Once you've gathered information about the candidate packages, the next step is to analyze and then rank your options. This is where many organizations get into trouble because they desperately want to make a perfect decision. The reality is that your choice doesn't need to be perfect, it just needs to be good enough--perfect decisions can be time consuming and expensive to make, whereas good enough decisions are quicker and much less expensive. Say for example you spend three months comparing five potential packages and decide on package C. You purchase C and then two months later a new version of package A is released that is now slightly better than C. Disaster has struck because your decision is no longer perfect! This sort of one-upmanship between competitors happens continuously, so don't get caught in a decision-making spiral.

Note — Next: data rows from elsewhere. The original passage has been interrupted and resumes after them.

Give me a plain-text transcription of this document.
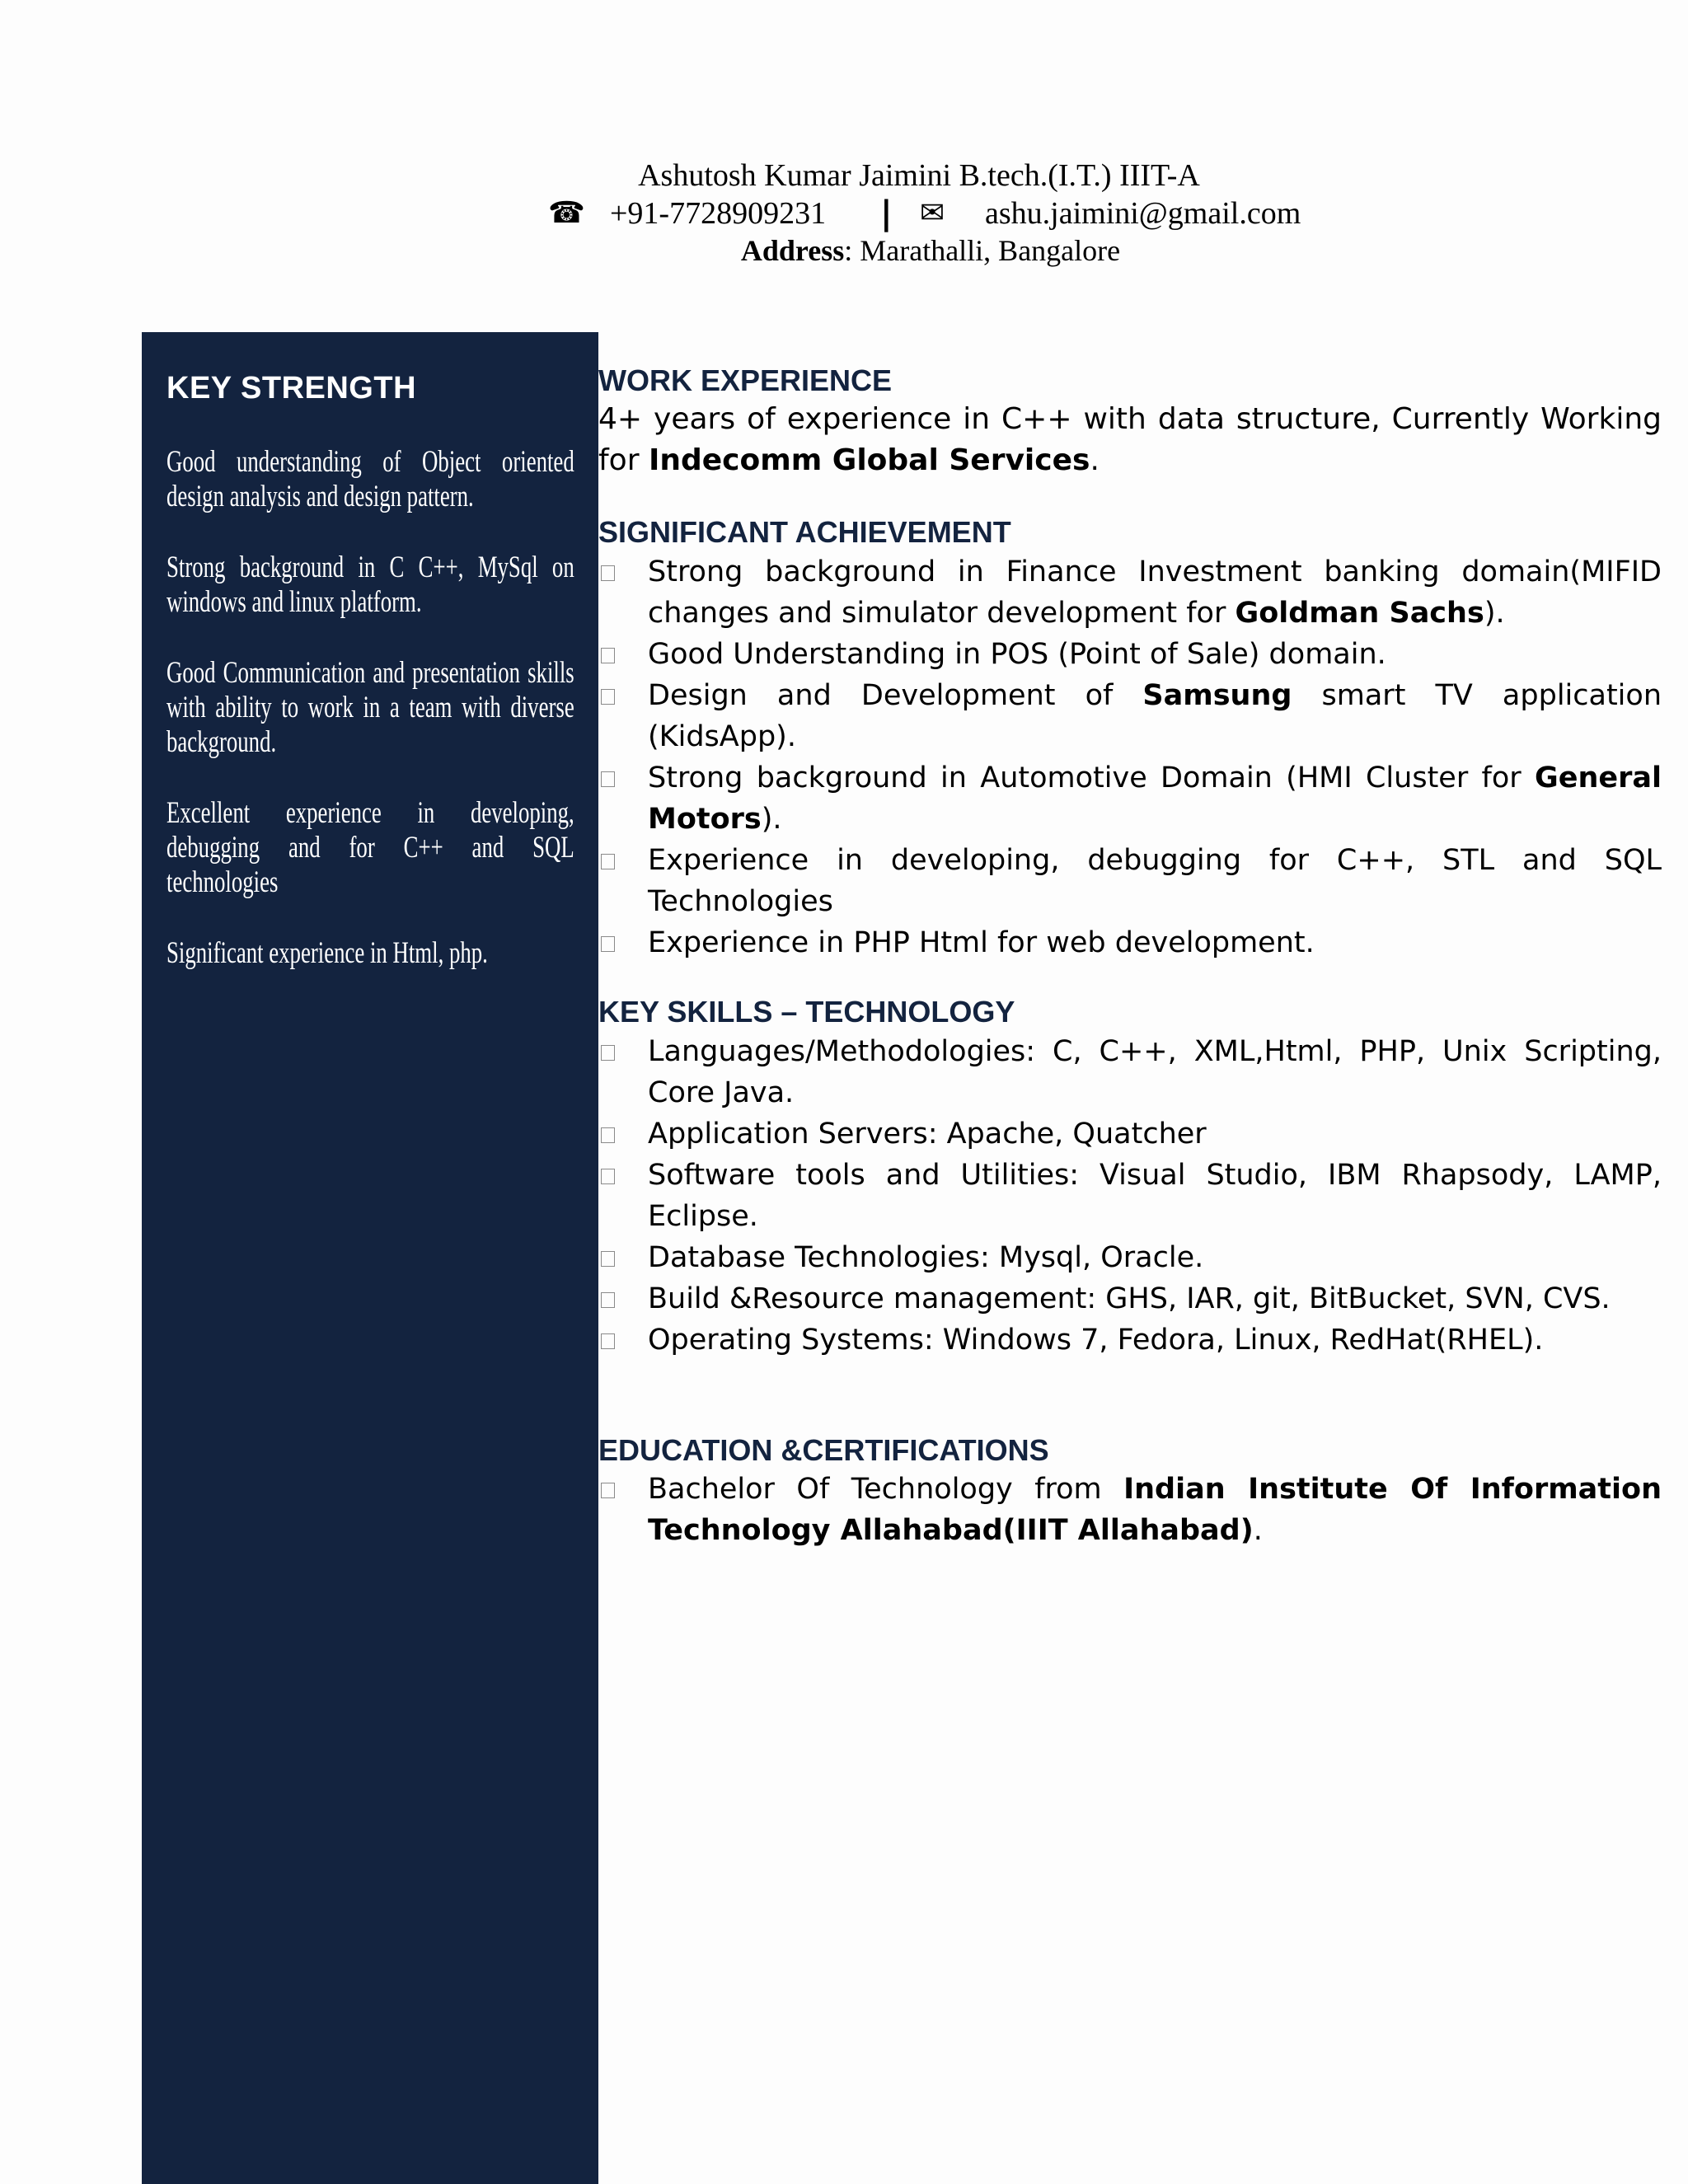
Ashutosh Kumar Jaimini B.tech.(I.T.) IIIT-A
☎ +91-7728909231 | ✉ ashu.jaimini@gmail.com
Address: Marathalli, Bangalore
KEY STRENGTH

Good understanding of Object oriented design analysis and design pattern.

Strong background in C C++, MySql on windows and linux platform.

Good Communication and presentation skills with ability to work in a team with diverse background.

Excellent experience in developing, debugging and for C++ and SQL technologies

Significant experience in Html, php.

WORK EXPERIENCE
4+ years of experience in C++ with data structure, Currently Working for Indecomm Global Services.
SIGNIFICANT ACHIEVEMENT
Strong background in Finance Investment banking domain(MIFID changes and simulator development for Goldman Sachs).
Good Understanding in POS (Point of Sale) domain.
Design and Development of Samsung smart TV application (KidsApp).
Strong background in Automotive Domain (HMI Cluster for General Motors).
Experience in developing, debugging for C++, STL and SQL Technologies
Experience in PHP Html for web development.
KEY SKILLS – TECHNOLOGY
Languages/Methodologies: C, C++, XML,Html, PHP, Unix Scripting, Core Java.
Application Servers: Apache, Quatcher
Software tools and Utilities: Visual Studio, IBM Rhapsody, LAMP, Eclipse.
Database Technologies: Mysql, Oracle.
Build &Resource management: GHS, IAR, git, BitBucket, SVN, CVS.
Operating Systems: Windows 7, Fedora, Linux, RedHat(RHEL).
EDUCATION &CERTIFICATIONS
Bachelor Of Technology from Indian Institute Of Information Technology Allahabad(IIIT Allahabad).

An important observation is that by the time you've analyzed your viable options, you pretty much know which package is the most likely to meet your needs the best. So, instead of investing time and money in doing a 'bake off' between all of the packages, you should instead choose the best option available to you and focus on proving that it meets your needs. This strategy works because if one package is by far ahead of the pack, then assuming that your initial analysis was done competently, chances are very good that's the package that you'll go with. If several packages are pretty much equal, according to your analysis, then it really doesn't matter which one you start with. If you have the people and funding available to you, then you might want to experiment with several packages in parallel, but this runs the risk of increasing the overall project time due to the additional reviews that you'll need to choose the 'perfect' package.